De manière plus générale, certaines théories suggèrent qu’en cas de contraction de l’économie, les ménages, confrontés à l’incertitude financière, peuvent généralement souhaiter réduire leur consommation et renforcer leur épargne, qui se débloque ensuite lorsque l’économie se redresse et que les ménages reprennent confiance. Toutefois, la capacité des ménages à agir de la sorte dépend essentiellement des politiques fiscales et monétaires qui ouvrent la voie à la reprise et qui, historiquement, ont rarement été aussi favorables que pendant la pandémie. Aussi fascinantes que soient les premières études, il faudra probablement beaucoup plus de temps pour évaluer pleinement les répercussions à long terme. Dans l’intervalle, les économistes de la Fed – comme le reste d’entre nous – resteront, vous l’aurez deviné, tributaires des données, notamment en ce qui concerne le comportement des ménages en matière d’épargne.

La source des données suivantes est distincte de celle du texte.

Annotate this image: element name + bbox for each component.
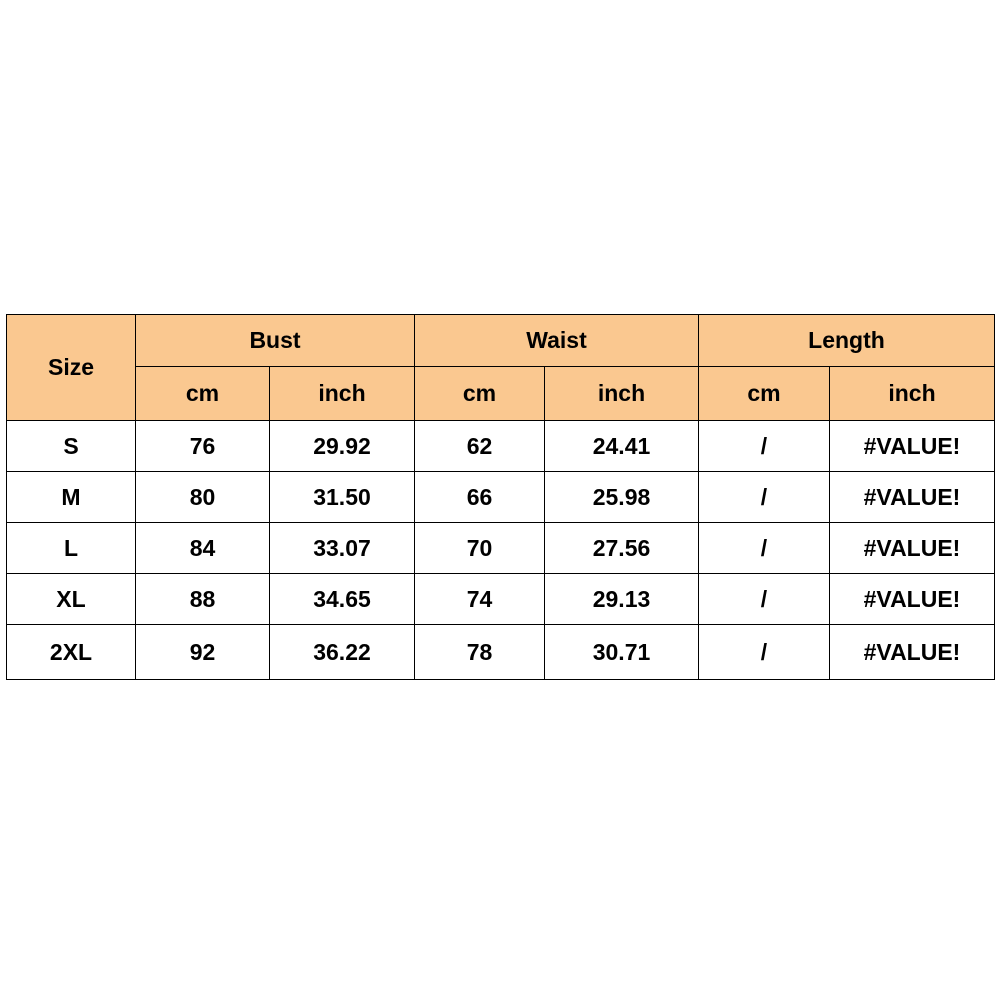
table-row: [7, 625, 995, 680]
table-row: [7, 523, 995, 574]
cell-waist-inch: 29.13: [545, 574, 699, 625]
cell-waist-inch: 30.71: [545, 625, 699, 680]
cell-waist-inch: 24.41: [545, 421, 699, 472]
table-row: [7, 421, 995, 472]
header-waist-cm: cm: [415, 367, 545, 421]
cell-length-inch: #VALUE!: [830, 625, 995, 680]
cell-bust-inch: 31.50: [270, 472, 415, 523]
cell-waist-cm: 66: [415, 472, 545, 523]
cell-size: L: [7, 523, 136, 574]
cell-size: 2XL: [7, 625, 136, 680]
header-length: Length: [699, 315, 995, 367]
cell-length-cm: /: [699, 472, 830, 523]
cell-size: S: [7, 421, 136, 472]
header-size: Size: [7, 315, 136, 421]
cell-size: M: [7, 472, 136, 523]
header-row-groups: [7, 315, 995, 367]
cell-bust-inch: 29.92: [270, 421, 415, 472]
cell-bust-cm: 84: [136, 523, 270, 574]
header-waist-inch: inch: [545, 367, 699, 421]
cell-waist-inch: 27.56: [545, 523, 699, 574]
cell-length-inch: #VALUE!: [830, 421, 995, 472]
cell-length-inch: #VALUE!: [830, 523, 995, 574]
table-row: [7, 574, 995, 625]
header-length-inch: inch: [830, 367, 995, 421]
header-bust-inch: inch: [270, 367, 415, 421]
cell-length-inch: #VALUE!: [830, 472, 995, 523]
cell-length-cm: /: [699, 421, 830, 472]
cell-waist-cm: 70: [415, 523, 545, 574]
cell-bust-inch: 36.22: [270, 625, 415, 680]
table-row: [7, 472, 995, 523]
cell-length-inch: #VALUE!: [830, 574, 995, 625]
cell-length-cm: /: [699, 625, 830, 680]
cell-waist-cm: 74: [415, 574, 545, 625]
header-length-cm: cm: [699, 367, 830, 421]
cell-bust-inch: 34.65: [270, 574, 415, 625]
cell-bust-cm: 76: [136, 421, 270, 472]
cell-waist-inch: 25.98: [545, 472, 699, 523]
cell-bust-cm: 88: [136, 574, 270, 625]
size-chart-table: [6, 314, 995, 680]
cell-waist-cm: 78: [415, 625, 545, 680]
header-bust: Bust: [136, 315, 415, 367]
cell-bust-cm: 92: [136, 625, 270, 680]
cell-bust-inch: 33.07: [270, 523, 415, 574]
cell-waist-cm: 62: [415, 421, 545, 472]
cell-length-cm: /: [699, 523, 830, 574]
header-waist: Waist: [415, 315, 699, 367]
cell-size: XL: [7, 574, 136, 625]
header-row-units: [7, 367, 995, 421]
cell-length-cm: /: [699, 574, 830, 625]
header-bust-cm: cm: [136, 367, 270, 421]
cell-bust-cm: 80: [136, 472, 270, 523]
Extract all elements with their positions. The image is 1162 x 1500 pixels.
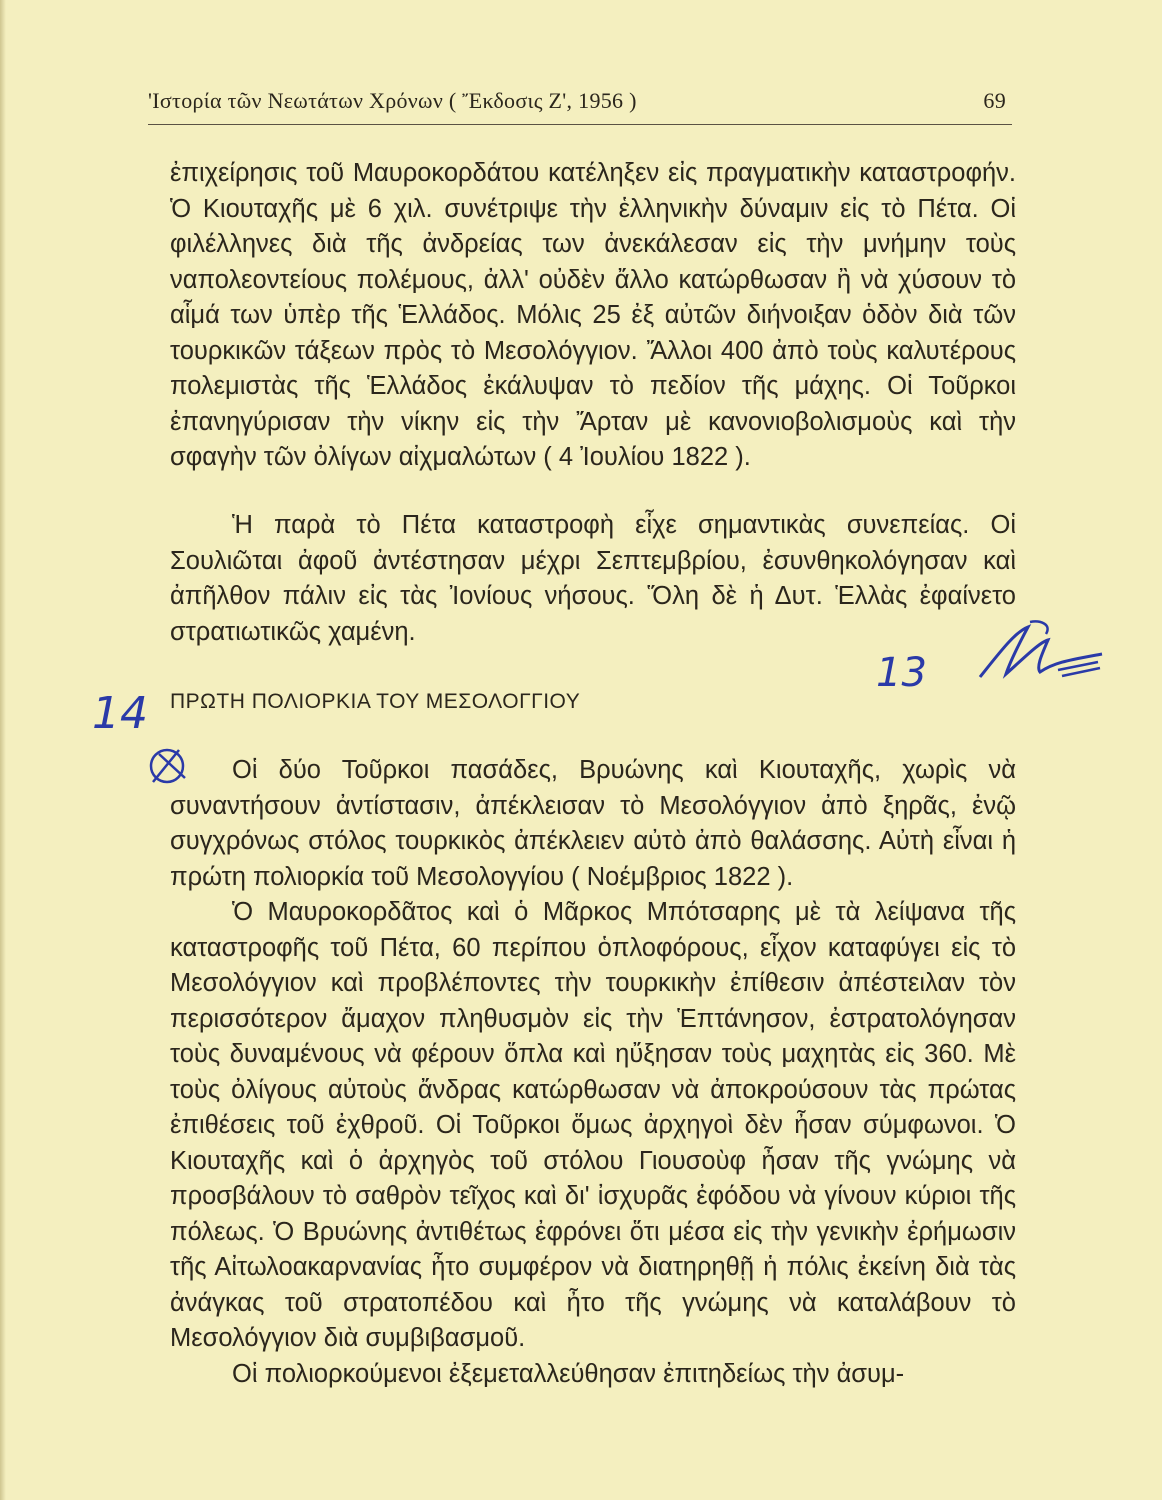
paragraph: Οἱ πολιορκούμενοι ἐξεμεταλλεύθησαν ἐπιτηδείως τὴν ἀσυμ- [232, 1359, 905, 1388]
section-heading: ΠΡΩΤΗ ΠΟΛΙΟΡΚΙΑ ΤΟΥ ΜΕΣΟΛΟΓΓΙΟΥ [170, 690, 581, 713]
page-number: 69 [983, 88, 1006, 113]
text-block-top [170, 156, 1016, 476]
handwritten-signature [970, 612, 1110, 692]
handwritten-number-14: 14 [92, 688, 148, 739]
paragraph: ἐπιχείρησις τοῦ Μαυροκορδάτου κατέληξεν εἰς πραγματικὴν καταστροφήν. Ὁ Κιουταχῆς μὲ 6 χιλ. συνέτριψε τὴν ἑλληνικὴν δύναμιν εἰς τὸ Πέτα. Οἱ φιλέλληνες διὰ τῆς ἀνδρείας των ἀνεκάλεσαν εἰς τὴν μνήμην τοὺς ναπολεοντείους πολέμους, ἀλλ' οὐδὲν ἄλλο κατώρθωσαν ἢ νὰ χύσουν τὸ αἷμά των ὑπὲρ τῆς Ἑλλάδος. Μόλις 25 ἐξ αὐτῶν διήνοιξαν ὁδὸν διὰ τῶν τουρκικῶν τάξεων πρὸς τὸ Μεσολόγγιον. Ἄλλοι 400 ἀπὸ τοὺς καλυτέρους πολεμιστὰς τῆς Ἑλλάδος ἐκάλυψαν τὸ πεδίον τῆς μάχης. Οἱ Τοῦρκοι ἐπανηγύρισαν τὴν νίκην εἰς τὴν Ἄρταν μὲ κανονιοβολισμοὺς καὶ τὴν σφαγὴν τῶν ὀλίγων αἰχμαλώτων ( 4 Ἰουλίου 1822 ). [170, 159, 1016, 471]
running-header [148, 82, 1012, 122]
paragraph: Ὁ Μαυροκορδᾶτος καὶ ὁ Μᾶρκος Μπότσαρης μὲ τὰ λείψανα τῆς καταστροφῆς τοῦ Πέτα, 60 περίπου ὁπλοφόρους, εἶχον καταφύγει εἰς τὸ Μεσολόγγιον καὶ προβλέποντες τὴν τουρκικὴν ἐπίθεσιν ἀπέστειλαν τὸν περισσότερον ἄμαχον πληθυσμὸν εἰς τὴν Ἑπτάνησον, ἐστρατολόγησαν τοὺς δυναμένους νὰ φέρουν ὅπλα καὶ ηὔξησαν τοὺς μαχητὰς εἰς 360. Μὲ τοὺς ὀλίγους αὐτοὺς ἄνδρας κατώρθωσαν νὰ ἀποκρούσουν τὰς πρώτας ἐπιθέσεις τοῦ ἐχθροῦ. Οἱ Τοῦρκοι ὅμως ἀρχηγοὶ δὲν ἦσαν σύμφωνοι. Ὁ Κιουταχῆς καὶ ὁ ἀρχηγὸς τοῦ στόλου Γιουσοὺφ ἦσαν τῆς γνώμης νὰ προσβάλουν τὸ σαθρὸν τεῖχος καὶ δι' ἰσχυρᾶς ἐφόδου νὰ γίνουν κύριοι τῆς πόλεως. Ὁ Βρυώνης ἀντιθέτως ἐφρόνει ὅτι μέσα εἰς τὴν γενικὴν ἐρήμωσιν τῆς Αἰτωλοακαρνανίας ἦτο συμφέρον νὰ διατηρηθῇ ἡ πόλις ἐκείνη διὰ τὰς ἀνάγκας τοῦ στρατοπέδου καὶ ἦτο τῆς γνώμης νὰ καταλάβουν τὸ Μεσολόγγιον διὰ συμβιβασμοῦ. [170, 898, 1016, 1352]
text-block-middle [170, 508, 1016, 650]
paragraph: Οἱ δύο Τοῦρκοι πασάδες, Βρυώνης καὶ Κιουταχῆς, χωρὶς νὰ συναντήσουν ἀντίστασιν, ἀπέκλεισαν τὸ Μεσολόγγιον ἀπὸ ξηρᾶς, ἐνῷ συγχρόνως στόλος τουρκικὸς ἀπέκλειεν αὐτὸ ἀπὸ θαλάσσης. Αὐτὴ εἶναι ἡ πρώτη πολιορκία τοῦ Μεσολογγίου ( Νοέμβριος 1822 ). [170, 756, 1016, 891]
page-edge [0, 0, 6, 1500]
paragraph: Ἡ παρὰ τὸ Πέτα καταστροφὴ εἶχε σημαντικὰς συνεπείας. Οἱ Σουλιῶται ἀφοῦ ἀντέστησαν μέχρι Σεπτεμβρίου, ἐσυνθηκολόγησαν καὶ ἀπῆλθον πάλιν εἰς τὰς Ἰονίους νήσους. Ὅλη δὲ ἡ Δυτ. Ἑλλὰς ἐφαίνετο στρατιωτικῶς χαμένη. [170, 511, 1016, 646]
header-title: 'Ιστορία τῶν Νεωτάτων Χρόνων ( Ἔκδοσις Ζ', 1956 ) [148, 88, 637, 113]
text-block-bottom [170, 753, 1016, 1392]
handwritten-number-13: 13 [876, 650, 927, 696]
header-rule [148, 124, 1012, 125]
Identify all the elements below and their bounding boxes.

1.        Fed – L’épargne accumulée pendant la pandémie : Une comparaison internationale avec une perspective historique (federalreserve.gov)

2.        Fed – Vue d’ensemble des comptes financiers distribués (federalreserve.gov)

3.        La note de la Fed offre également une comparaison utile avec 63 épisodes de récession dans un total de 15 économies développées et émergentes depuis 1970, y compris les deux récessions liées au Covid, des exemples antérieurs de resserrement de la ceinture des ménages. Cette comparaison montre que l’excès d’épargne des ménages était en fait assez rare, ne se produisant que dans environ 30 % des cas lors des récessions précédentes des économies développées.